In one observational study of 1,053 patients with stage III colorectal cancer, neither BMI nor weight change was significantly associated with an increased risk of cancer recurrence and death in patients with colon cancer.162 In one cohort study of 25,291 colon cancer patients who received treatment in adjuvant chemotherapy trials, obesity and underweight status were associated independently with inferior outcomes.163 Recent meta-analysis using eight studies showed that obesity is associated with poorer overall and breast cancer survival in pre- and post-menopausal breast cancer.164
Several studies about medical weight reduction strategies showed successful weight reduction in cancer patients. A telephone-based lifestyle interventions led to significant weight loss that was still evident at 24 months, without adverse effects on quality of life, hospitalizations, or medical events.165 In a multicenter study using 692 overweight and obese women with breast cancer, a behavioral weight loss intervention can lead to clinically meaningful weight loss.166 But it should be further evaluated whether these intentional medical weight reduction has potential benefit on cancer recurrence and survival or not. Nevertheless, intentional weight reduction has been recommended as one of the important life style modification in obesity-related cancers.
Overweight and obesity, particularly abdominal visceral obesity, increased the risk of a wide spectrum of benign digestive diseases such as GERD, BE, erosive esophagitis, NAFLD, gallstones, and pancreatitis and digestive organ cancers such as cholangiocarcinoma, HCC, pancreatic cancer, colorectal cancer, and esophageal cancer.

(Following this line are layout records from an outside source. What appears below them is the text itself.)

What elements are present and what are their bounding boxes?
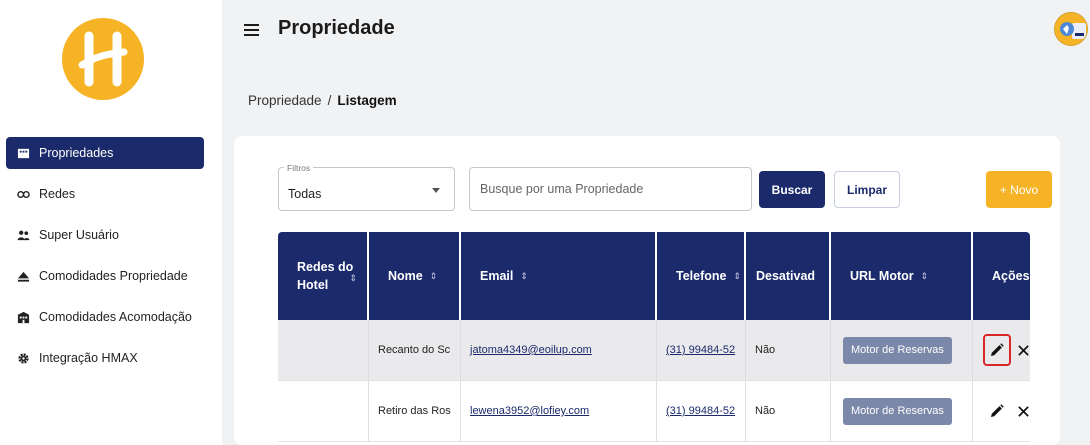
column-header-url-motor[interactable]: URL Motor ⇕ [831, 232, 973, 320]
cell-desativado: Não [746, 320, 831, 380]
cell-desativado: Não [746, 381, 831, 441]
cell-email: lewena3952@lofiey.com [461, 381, 657, 441]
breadcrumb-separator: / [327, 93, 332, 108]
cell-url-motor: Motor de Reservas [831, 320, 973, 380]
pencil-icon [991, 343, 1004, 356]
sidebar-item-label: Comodidades Propriedade [39, 269, 188, 283]
sidebar-item-label: Integração HMAX [39, 351, 138, 365]
column-header-desativado[interactable]: Desativad [746, 232, 831, 320]
close-icon [1018, 405, 1029, 417]
sort-icon[interactable]: ⇕ [349, 269, 357, 287]
email-link[interactable]: lewena3952@lofiey.com [470, 405, 589, 417]
column-header-label: Email [480, 269, 514, 283]
telefone-link[interactable]: (31) 99484-52 [666, 344, 735, 356]
cell-rede [278, 320, 369, 380]
novo-button[interactable]: + Novo [986, 171, 1052, 208]
cell-nome: Recanto do Sc [369, 320, 461, 380]
breadcrumb: Propriedade / Listagem [248, 93, 397, 108]
gear-icon [16, 351, 30, 365]
hotel-icon [16, 310, 30, 324]
topbar: Propriedade [222, 0, 1090, 60]
column-header-email[interactable]: Email ⇕ [461, 232, 657, 320]
column-header-label: Ações [992, 269, 1030, 283]
sidebar-item-super-usuario[interactable]: Super Usuário [6, 219, 204, 251]
chevron-down-icon[interactable] [432, 188, 440, 193]
content-card: Filtros Todas Buscar Limpar + Novo Redes… [234, 136, 1060, 445]
edit-button[interactable] [983, 334, 1011, 366]
column-header-redes[interactable]: Redes do Hotel ⇕ [278, 232, 369, 320]
menu-icon[interactable] [244, 24, 259, 36]
table-header: Redes do Hotel ⇕ Nome ⇕ Email ⇕ Telefone ⇕ … [278, 232, 1030, 320]
eject-icon [16, 269, 30, 283]
cell-email: jatoma4349@eoilup.com [461, 320, 657, 380]
sidebar-item-label: Comodidades Acomodação [39, 310, 192, 324]
column-header-label: URL Motor [850, 269, 914, 283]
cell-telefone: (31) 99484-52 [657, 320, 746, 380]
pencil-icon [991, 404, 1004, 417]
sort-icon[interactable]: ⇕ [430, 271, 438, 282]
sidebar-item-integracao-hmax[interactable]: Integração HMAX [6, 342, 204, 374]
column-header-label: Nome [388, 269, 423, 283]
table-row: Recanto do Sc jatoma4349@eoilup.com (31)… [278, 320, 1030, 381]
telefone-link[interactable]: (31) 99484-52 [666, 405, 735, 417]
link-icon [16, 187, 30, 201]
sidebar-item-comodidades-acomodacao[interactable]: Comodidades Acomodação [6, 301, 204, 333]
email-link[interactable]: jatoma4349@eoilup.com [470, 344, 592, 356]
properties-table: Redes do Hotel ⇕ Nome ⇕ Email ⇕ Telefone ⇕ … [278, 232, 1030, 442]
table-row: Retiro das Ros lewena3952@lofiey.com (31… [278, 381, 1030, 442]
sidebar-item-redes[interactable]: Redes [6, 178, 204, 210]
close-icon [1018, 344, 1029, 356]
sidebar-item-label: Super Usuário [39, 228, 119, 242]
sort-icon[interactable]: ⇕ [733, 271, 741, 282]
delete-button[interactable] [1017, 404, 1030, 418]
avatar[interactable] [1054, 12, 1088, 46]
cell-acoes [973, 320, 1030, 380]
sidebar: Propriedades Redes Super Usuário Comodid… [0, 0, 222, 445]
sort-icon[interactable]: ⇕ [921, 271, 929, 282]
cell-url-motor: Motor de Reservas [831, 381, 973, 441]
sidebar-item-label: Redes [39, 187, 76, 201]
breadcrumb-parent[interactable]: Propriedade [248, 93, 322, 108]
search-input[interactable] [469, 167, 752, 211]
page-title: Propriedade [278, 17, 395, 39]
cell-acoes [973, 381, 1030, 441]
filter-value: Todas [288, 187, 322, 201]
filter-label: Filtros [284, 163, 314, 173]
cell-rede [278, 381, 369, 441]
column-header-label: Telefone [676, 269, 727, 283]
column-header-telefone[interactable]: Telefone ⇕ [657, 232, 746, 320]
sort-icon[interactable]: ⇕ [520, 271, 528, 282]
column-header-label: Desativad [756, 269, 816, 283]
buscar-button[interactable]: Buscar [759, 171, 825, 208]
breadcrumb-current: Listagem [337, 93, 397, 108]
users-icon [16, 228, 30, 242]
column-header-nome[interactable]: Nome ⇕ [369, 232, 461, 320]
building-icon [16, 146, 30, 160]
sidebar-item-comodidades-propriedade[interactable]: Comodidades Propriedade [6, 260, 204, 292]
sidebar-item-label: Propriedades [39, 146, 114, 160]
limpar-button[interactable]: Limpar [834, 171, 900, 208]
column-header-acoes: Ações [973, 232, 1030, 320]
sidebar-item-propriedades[interactable]: Propriedades [6, 137, 204, 169]
edit-button[interactable] [983, 395, 1011, 427]
motor-reservas-button[interactable]: Motor de Reservas [843, 336, 952, 364]
cell-nome: Retiro das Ros [369, 381, 461, 441]
delete-button[interactable] [1017, 343, 1030, 357]
sidebar-nav: Propriedades Redes Super Usuário Comodid… [6, 137, 204, 383]
cell-telefone: (31) 99484-52 [657, 381, 746, 441]
brand-logo[interactable] [62, 18, 144, 100]
motor-reservas-button[interactable]: Motor de Reservas [843, 397, 952, 425]
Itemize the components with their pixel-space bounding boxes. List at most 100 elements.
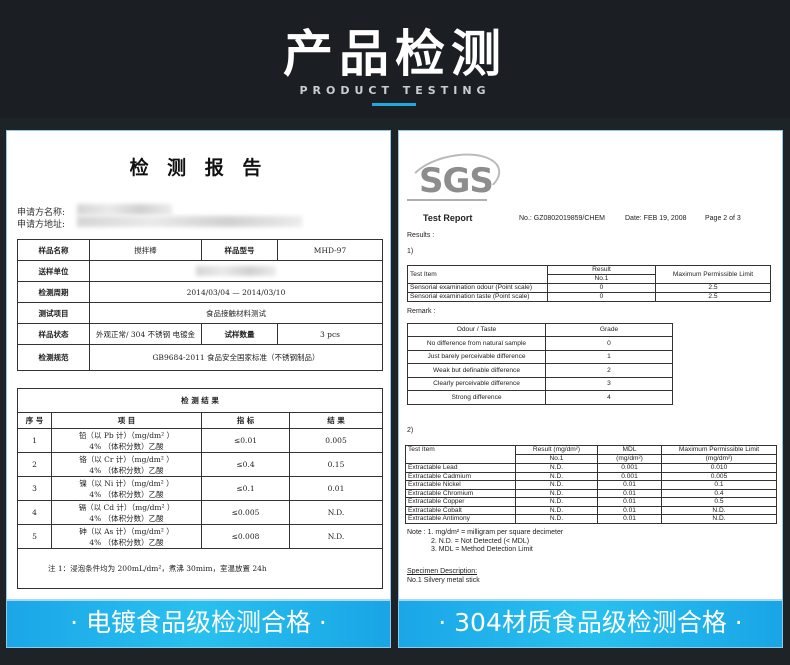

Both mechanical and humoral factors caused by obesity seem to be involved in the development of esophageal diseases, whereas pathophysiology of other digestive disorders seems to be related with obesity induced proinflammatory and inflammatory cytokines. Excessive weight and adiposity induce increase of free fatty acid, TNF-α, and resistin and decrease of adiponectin. This results in insulin resistance and altered IGF-1 pathway and inhibits apoptosis and increase cell proliferation on target cells.
Therefore weight reduction can improve the insulin resistance and subsequently seems to reduce the incidence of obesity-related cancer and mortality.
GERD, gastroesophageal reflux disease; BE, Barrett’s esophagus; GI, gastrointestinal; NAFLD, non-alcoholic fatty liver disease; HCV, hepatitis C virus; EAC, esophageal adenocarcinoma; HCC, hepatocellular carcinoma.